内外室隔了扇屏风,她只能隐隐约约地看见几个人影晃动。没过一会儿,一个丫鬟端着一盆水从内室走出来。
看到那脸盆里的水已经叫血染红,白惊蛰不由打了个冷颤,有些不知所措,想去爹爹身边。没料想,她刚跑到门口不知被谁撞了下,一屁股跌坐在地上。对方急匆匆跑出去完全没发现自己撞到了人。
才白惊蛰心里委屈,感觉到爹爹正要转头看向这边,脸一皱就要哭,却听见内室有人惊呼一声,就看到爹爹冲了进去,留她现在是哭也不是,不哭也不是。
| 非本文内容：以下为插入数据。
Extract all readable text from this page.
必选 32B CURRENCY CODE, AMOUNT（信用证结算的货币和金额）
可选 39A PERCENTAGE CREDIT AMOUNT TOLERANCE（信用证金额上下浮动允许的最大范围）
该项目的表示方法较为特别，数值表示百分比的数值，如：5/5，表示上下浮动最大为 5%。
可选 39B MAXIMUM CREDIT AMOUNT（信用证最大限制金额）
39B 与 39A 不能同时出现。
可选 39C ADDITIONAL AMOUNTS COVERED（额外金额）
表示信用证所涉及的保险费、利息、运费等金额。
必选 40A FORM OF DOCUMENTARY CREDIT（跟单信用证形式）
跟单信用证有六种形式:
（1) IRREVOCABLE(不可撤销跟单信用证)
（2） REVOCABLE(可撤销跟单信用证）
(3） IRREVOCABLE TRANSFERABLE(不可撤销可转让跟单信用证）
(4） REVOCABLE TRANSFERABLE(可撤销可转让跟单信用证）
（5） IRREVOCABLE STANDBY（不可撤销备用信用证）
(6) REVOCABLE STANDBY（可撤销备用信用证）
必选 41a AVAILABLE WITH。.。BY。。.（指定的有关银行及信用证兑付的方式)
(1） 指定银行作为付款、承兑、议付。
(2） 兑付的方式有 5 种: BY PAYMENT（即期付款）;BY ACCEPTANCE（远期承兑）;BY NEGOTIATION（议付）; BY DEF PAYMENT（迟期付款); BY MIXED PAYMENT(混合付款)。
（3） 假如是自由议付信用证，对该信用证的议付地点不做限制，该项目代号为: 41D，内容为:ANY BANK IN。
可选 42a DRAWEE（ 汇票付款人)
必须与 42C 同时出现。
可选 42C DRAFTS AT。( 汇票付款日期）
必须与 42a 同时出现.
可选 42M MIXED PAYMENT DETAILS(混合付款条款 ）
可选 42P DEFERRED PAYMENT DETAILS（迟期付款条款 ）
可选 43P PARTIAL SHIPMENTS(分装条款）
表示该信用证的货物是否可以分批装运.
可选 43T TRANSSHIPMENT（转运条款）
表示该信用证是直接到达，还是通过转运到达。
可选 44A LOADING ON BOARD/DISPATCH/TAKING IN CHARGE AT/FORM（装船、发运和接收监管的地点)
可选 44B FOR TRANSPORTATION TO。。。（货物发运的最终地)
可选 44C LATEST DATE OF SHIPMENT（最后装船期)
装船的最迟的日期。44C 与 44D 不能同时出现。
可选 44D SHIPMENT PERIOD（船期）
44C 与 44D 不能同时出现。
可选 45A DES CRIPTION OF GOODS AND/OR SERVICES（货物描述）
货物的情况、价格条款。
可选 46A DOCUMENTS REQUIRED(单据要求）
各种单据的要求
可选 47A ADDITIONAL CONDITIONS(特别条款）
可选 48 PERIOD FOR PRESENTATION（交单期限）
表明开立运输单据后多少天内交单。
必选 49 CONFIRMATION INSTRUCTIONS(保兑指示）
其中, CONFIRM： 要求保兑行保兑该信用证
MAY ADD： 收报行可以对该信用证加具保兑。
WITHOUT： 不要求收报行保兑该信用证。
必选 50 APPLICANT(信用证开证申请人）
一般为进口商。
从小被捧在手心的白惊蛰何时受过这种冷遇。想起前两天爹爹因为她要跟修颐哥哥私奔不仅打了她还罚她在祠堂跪了好久,几天不在家,好不容易回来又带了个孩子回来,还这般紧张。
看来爹爹是真的不要她了。
白惊蛰鼻子一酸,瘪着嘴,脸rourou的嘟着,也不等别人来扶了,自己从地上爬起来,可怜巴巴地往屋里看了一眼,含着泪花跑了。
*
白惊蛰一出门就直奔祁王府。
爹爹已经不要她了,在这个世上,她就只剩修颐哥哥了。
一路小跑,到了祁王府,抓起门环,就“咚咚咚”一阵猛敲。等听到门里的脚步声越来越近之后,屁股一歪就坐在地上,先是抽抽搭搭地啜泣,然后想起自己的悲惨身世,越哭越难过,最后嚎啕大哭。
白惊蛰是祁王府的常客,这府里上上下下都认得她。开门的小厮一见她坐在地上哭成这样,惊得立马叫人来,让赶紧去后院请管事的人。
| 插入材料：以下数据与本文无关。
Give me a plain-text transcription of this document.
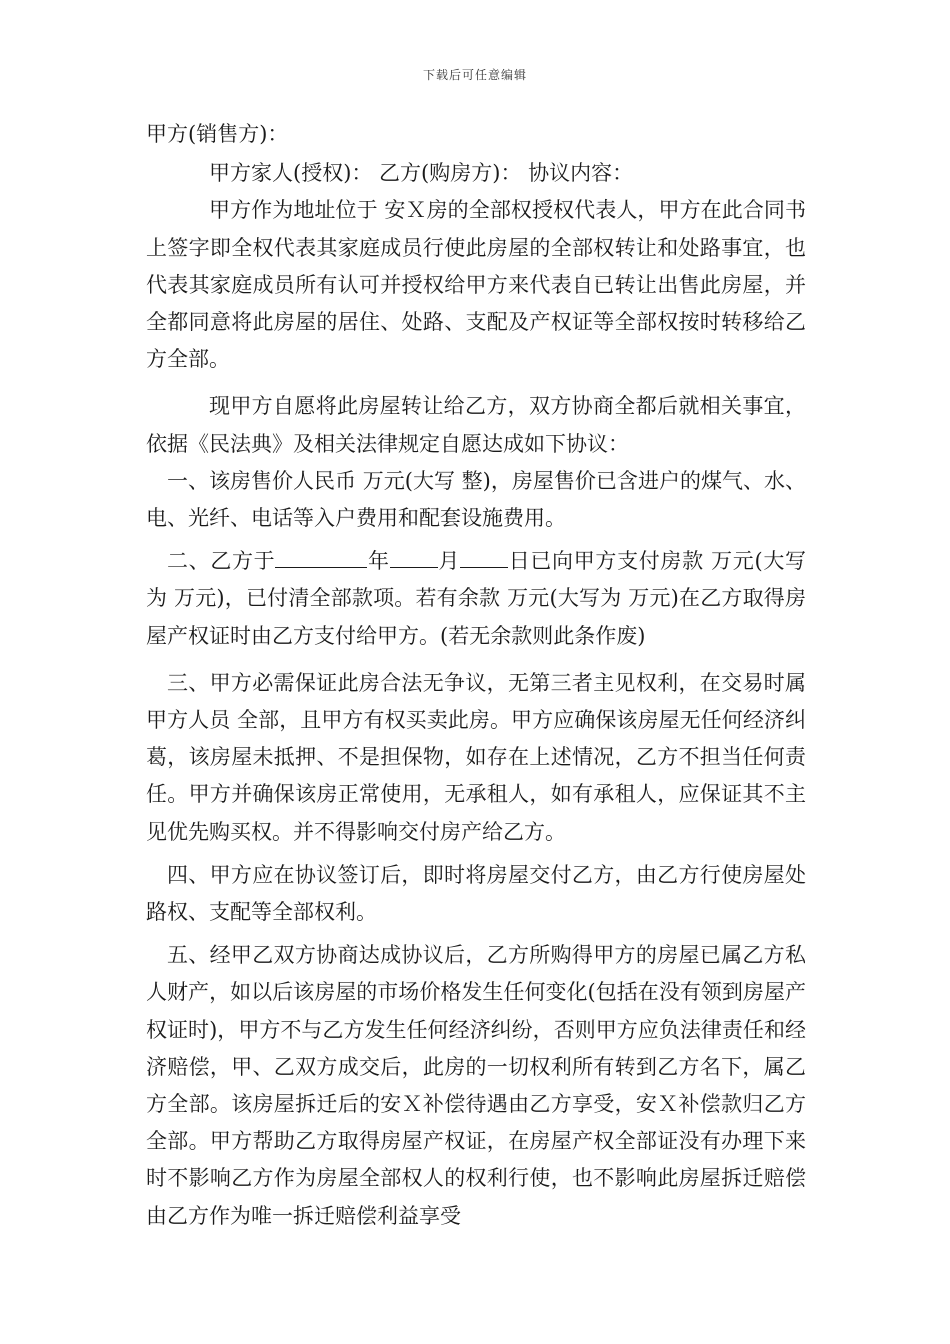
下载后可任意编辑

甲方(销售方)：

甲方家人(授权)： 乙方(购房方)： 协议内容：

甲方作为地址位于 安Ｘ房的全部权授权代表人，甲方在此合同书上签字即全权代表其家庭成员行使此房屋的全部权转让和处路事宜，也代表其家庭成员所有认可并授权给甲方来代表自已转让出售此房屋，并全都同意将此房屋的居住、处路、支配及产权证等全部权按时转移给乙方全部。

现甲方自愿将此房屋转让给乙方，双方协商全都后就相关事宜，依据《民法典》及相关法律规定自愿达成如下协议：

一、该房售价人民币 万元(大写 整)，房屋售价已含进户的煤气、水、电、光纤、电话等入户费用和配套设施费用。

二、乙方于	年 月 日已向甲方支付房款 万元(大写为 万元)，已付清全部款项。若有余款 万元(大写为 万元)在乙方取得房屋产权证时由乙方支付给甲方。(若无余款则此条作废)

三、甲方必需保证此房合法无争议，无第三者主见权利，在交易时属甲方人员 全部，且甲方有权买卖此房。甲方应确保该房屋无任何经济纠葛，该房屋未抵押、不是担保物，如存在上述情况，乙方不担当任何责任。甲方并确保该房正常使用，无承租人，如有承租人，应保证其不主见优先购买权。并不得影响交付房产给乙方。

四、甲方应在协议签订后，即时将房屋交付乙方，由乙方行使房屋处路权、支配等全部权利。

五、经甲乙双方协商达成协议后，乙方所购得甲方的房屋已属乙方私人财产，如以后该房屋的市场价格发生任何变化(包括在没有领到房屋产权证时)，甲方不与乙方发生任何经济纠纷，否则甲方应负法律责任和经济赔偿，甲、乙双方成交后，此房的一切权利所有转到乙方名下，属乙方全部。该房屋拆迁后的安Ｘ补偿待遇由乙方享受，安Ｘ补偿款归乙方全部。甲方帮助乙方取得房屋产权证，在房屋产权全部证没有办理下来时不影响乙方作为房屋全部权人的权利行使，也不影响此房屋拆迁赔偿由乙方作为唯一拆迁赔偿利益享受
哭了好一会儿,白惊蛰泪眼朦胧地看到一双手伸到自己面前。以往她一不高兴使小性子,修颐哥哥便是这样,把手伸到她面前,她往前一倾,便会被顺势抱起来。
看着这双手,白惊蛰像是找到了靠山,仰起头敞开了嗓子哭得歇斯底里,也不像从前,这次愣是坐着没动。
看穿了她的小心思,面前的人主动倾身,将她抱起来。刚才还矜持着不肯伸手的人,这一被抱起来,脸一下就埋进对方的胸膛,眼泪鼻涕直往那衣服上蹭,低声呜呜不停。
不过蹭了几下,白惊蛰忽觉不对。
味道不对。
这不是修颐哥哥身上的味道。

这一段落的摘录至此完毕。